Quella sera non andò proprio così, però sapevo che l’avrei rivista, e questo mi aveva fatto trascorrere un sonno non troppo sereno.

Assuefatto dai fumi dell’alcool, e un po’ delirante, tiravo le somme della giornata appena passata. Non era stata una giornata normale, era il primo giorno che vivevo con i profitti della vita illegale. Imparavo a capire che i soldi non avevano né nome né padrone. Erano esclusivamente di chi lì possedeva. Ero riuscito a spendere quei soldi con estrema facilità e disinvoltura e cosa ancora più importante senza senso di colpa, e a dirla tutta, erano i soldi meno sudati in vita mia, o forse nei quali avevo utilizzato più testa per guadagnarmeli. Se ripensavo, che per la stessa cifra, quando avevo sedici anni, avevo lavorato un mese intero in fabbrica ad avvitare piccole viti sull’intelaiatura di centinaia di lampadari, mi rodeva il fegato, considerato che in sole due ore, avevo racimolati gli stessi soldi. Certo mi era andata bene, però non potevo non tenere in considerazione questi piccoli particolari. Coccolato nelle coperte, dalla prima volta che mi ero congedato, ero tornato a fare una vita normale, avevo delle persone che non disprezzavano dormire sotto lo stesso mio tetto, e non mi guardavano come un criminale, ma come una normale persona che nella vita poteva commettere degli errori. Non si lamentavano della mia presenza e del mio alito un po’ alcolico, anzi erano loro a sentirsi a disagio con me, solo per il fatto che io ero Italiano e un tempo anche sbirro. Sentivo che la stima che avevano quelle persone nei miei confronti era più alta della mia, e questo mi faceva stare bene. Il resto non m’importava, ero vivo e dovevo vivere. Quello che il destino mi riservava, lo avrei scoperto passo dopo passo da solo, come avevo sempre fatto.

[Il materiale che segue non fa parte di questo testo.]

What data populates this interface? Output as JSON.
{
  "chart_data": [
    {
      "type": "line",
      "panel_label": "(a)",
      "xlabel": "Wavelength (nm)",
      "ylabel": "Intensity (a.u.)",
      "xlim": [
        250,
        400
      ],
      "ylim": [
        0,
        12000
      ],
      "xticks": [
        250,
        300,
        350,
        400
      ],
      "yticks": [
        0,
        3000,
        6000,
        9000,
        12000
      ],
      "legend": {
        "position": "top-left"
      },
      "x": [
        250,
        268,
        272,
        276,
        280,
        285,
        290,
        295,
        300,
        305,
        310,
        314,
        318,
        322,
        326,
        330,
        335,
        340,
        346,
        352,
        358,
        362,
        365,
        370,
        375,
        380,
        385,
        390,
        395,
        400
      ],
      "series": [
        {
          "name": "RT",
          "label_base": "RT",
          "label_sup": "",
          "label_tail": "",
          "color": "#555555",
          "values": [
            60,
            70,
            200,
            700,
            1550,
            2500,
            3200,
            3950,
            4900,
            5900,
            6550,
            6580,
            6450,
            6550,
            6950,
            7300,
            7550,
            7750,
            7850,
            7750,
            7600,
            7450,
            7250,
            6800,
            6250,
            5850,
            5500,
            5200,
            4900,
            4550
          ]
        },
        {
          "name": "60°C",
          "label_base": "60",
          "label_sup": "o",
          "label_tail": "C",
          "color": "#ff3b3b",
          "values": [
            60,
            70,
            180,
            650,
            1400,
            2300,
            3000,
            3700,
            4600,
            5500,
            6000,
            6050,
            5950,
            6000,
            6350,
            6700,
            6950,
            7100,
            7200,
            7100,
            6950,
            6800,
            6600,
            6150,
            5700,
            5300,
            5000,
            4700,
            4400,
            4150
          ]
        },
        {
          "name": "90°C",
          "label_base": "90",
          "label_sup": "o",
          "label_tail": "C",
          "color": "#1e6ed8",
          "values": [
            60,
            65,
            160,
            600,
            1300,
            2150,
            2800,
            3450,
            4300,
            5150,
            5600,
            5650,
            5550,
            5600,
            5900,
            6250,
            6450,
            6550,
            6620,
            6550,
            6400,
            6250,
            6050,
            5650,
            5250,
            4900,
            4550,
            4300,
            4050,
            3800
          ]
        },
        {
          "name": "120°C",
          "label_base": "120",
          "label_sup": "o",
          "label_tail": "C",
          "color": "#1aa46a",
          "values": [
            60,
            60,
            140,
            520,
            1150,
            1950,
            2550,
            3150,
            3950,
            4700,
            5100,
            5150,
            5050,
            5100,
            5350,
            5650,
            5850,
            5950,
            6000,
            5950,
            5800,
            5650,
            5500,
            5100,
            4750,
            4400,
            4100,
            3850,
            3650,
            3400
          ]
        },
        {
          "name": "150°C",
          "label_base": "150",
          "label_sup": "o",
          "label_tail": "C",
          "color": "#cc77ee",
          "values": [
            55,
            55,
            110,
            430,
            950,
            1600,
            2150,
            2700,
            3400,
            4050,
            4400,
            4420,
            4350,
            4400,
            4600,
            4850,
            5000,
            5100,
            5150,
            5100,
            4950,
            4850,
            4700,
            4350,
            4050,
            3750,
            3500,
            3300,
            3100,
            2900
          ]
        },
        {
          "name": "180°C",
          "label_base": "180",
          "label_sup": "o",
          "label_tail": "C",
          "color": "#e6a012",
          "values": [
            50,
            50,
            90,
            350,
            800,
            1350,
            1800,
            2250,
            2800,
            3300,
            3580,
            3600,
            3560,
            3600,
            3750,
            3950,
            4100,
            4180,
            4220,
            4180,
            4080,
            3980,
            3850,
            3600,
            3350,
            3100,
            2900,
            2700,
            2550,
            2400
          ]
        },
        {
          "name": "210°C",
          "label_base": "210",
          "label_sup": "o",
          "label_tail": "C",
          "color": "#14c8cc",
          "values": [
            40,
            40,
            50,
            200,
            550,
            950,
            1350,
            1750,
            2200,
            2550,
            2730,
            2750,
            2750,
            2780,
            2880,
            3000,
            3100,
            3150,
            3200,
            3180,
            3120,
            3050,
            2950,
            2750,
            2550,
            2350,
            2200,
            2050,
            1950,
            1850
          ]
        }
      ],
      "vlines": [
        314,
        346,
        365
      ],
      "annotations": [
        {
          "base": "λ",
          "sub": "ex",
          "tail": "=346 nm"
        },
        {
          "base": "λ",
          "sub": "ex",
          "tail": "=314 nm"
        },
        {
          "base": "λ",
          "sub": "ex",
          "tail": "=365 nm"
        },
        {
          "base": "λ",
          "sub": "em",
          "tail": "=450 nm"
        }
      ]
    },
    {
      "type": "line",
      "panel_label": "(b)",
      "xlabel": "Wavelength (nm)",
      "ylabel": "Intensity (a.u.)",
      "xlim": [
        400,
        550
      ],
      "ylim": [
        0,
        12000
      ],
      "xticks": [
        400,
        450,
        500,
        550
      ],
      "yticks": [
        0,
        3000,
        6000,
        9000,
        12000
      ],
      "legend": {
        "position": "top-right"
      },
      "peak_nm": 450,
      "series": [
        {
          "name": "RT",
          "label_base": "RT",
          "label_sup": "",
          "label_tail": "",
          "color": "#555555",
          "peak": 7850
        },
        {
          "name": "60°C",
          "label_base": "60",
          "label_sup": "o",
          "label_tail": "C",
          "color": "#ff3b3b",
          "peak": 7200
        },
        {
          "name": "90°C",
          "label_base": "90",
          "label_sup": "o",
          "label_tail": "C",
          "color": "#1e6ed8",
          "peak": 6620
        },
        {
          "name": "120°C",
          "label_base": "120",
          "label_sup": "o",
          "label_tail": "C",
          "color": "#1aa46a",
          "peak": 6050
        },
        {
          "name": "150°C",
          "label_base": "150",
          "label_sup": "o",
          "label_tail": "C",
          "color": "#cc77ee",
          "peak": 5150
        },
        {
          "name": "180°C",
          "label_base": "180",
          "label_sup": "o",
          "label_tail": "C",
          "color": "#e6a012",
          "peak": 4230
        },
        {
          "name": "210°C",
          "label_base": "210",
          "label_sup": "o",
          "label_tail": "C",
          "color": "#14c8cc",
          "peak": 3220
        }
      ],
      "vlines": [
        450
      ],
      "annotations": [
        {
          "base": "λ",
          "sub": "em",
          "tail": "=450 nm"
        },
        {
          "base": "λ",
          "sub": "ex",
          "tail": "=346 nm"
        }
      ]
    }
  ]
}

La sveglia come ormai mi capitava da diverso tempo, non sapevo neppure da quali lettere fosse composta e che suono avesse. Mi capitava di svegliarmi e di ritornare a dormire per un altro paio d’ore, e nessuno aveva nulla da obbiettare su quello. Dopo la sera appena trascorsa, successivamente che gli ospiti se n’erano andati, mi ero trattenuto con Sophia a svuotare i residui di bottiglia rimasti. Ci facemmo compagnia per un po’ di tempo. Le parole presero colori e direzioni che nessuno dei due il giorno seguente si sarebbe ricordato. L’unica cosa che ricordavo, erano le due pietre di ossidiana che luccicavano quando mi guardava, ne ero assuefatto a tal punto che per sentirla accanto a me quando se n’era andata, avevo cominciato a scrivere una poesia, come se tutto ciò, fosse la cosa più semplice del mondo, e quel gesto avesse la forza e la magia di trattenerla accanto a me un altro istante.

Il tuo sguardo è come quello d’una pantera

Cosa m’hai fatto questa sera?

Sei affascinante e pericolosa

Sconosciuta e misteriosa

Sei comparsa come d’incanto

Ed io ho sentito il tuo pianto

Non mi son accorto quando sei arrivata

E tanto meno quanto te ne sei andata

Lo stomaco gridava di dolore

Non avevo mai sentito questo ardore

Il sangue ballava nelle vene

Ti prego sciogli le tue catene.

Quando mi svegliai la mattina avevo la testa che rimbombava; era come se ospitasse un batterista principiante ed isterico, il cui ultimo pensiero era cessare di far quel fracasso. Ipotizzavo che probabilmente anche per questo motivo non riuscivo a starmene sdraiato a letto. Mi giravo e rigiravo tra le lenzuola, senza trovare una posizione o soluzione, alche non mi era restato altro che donare la mia presenza al mondo civile.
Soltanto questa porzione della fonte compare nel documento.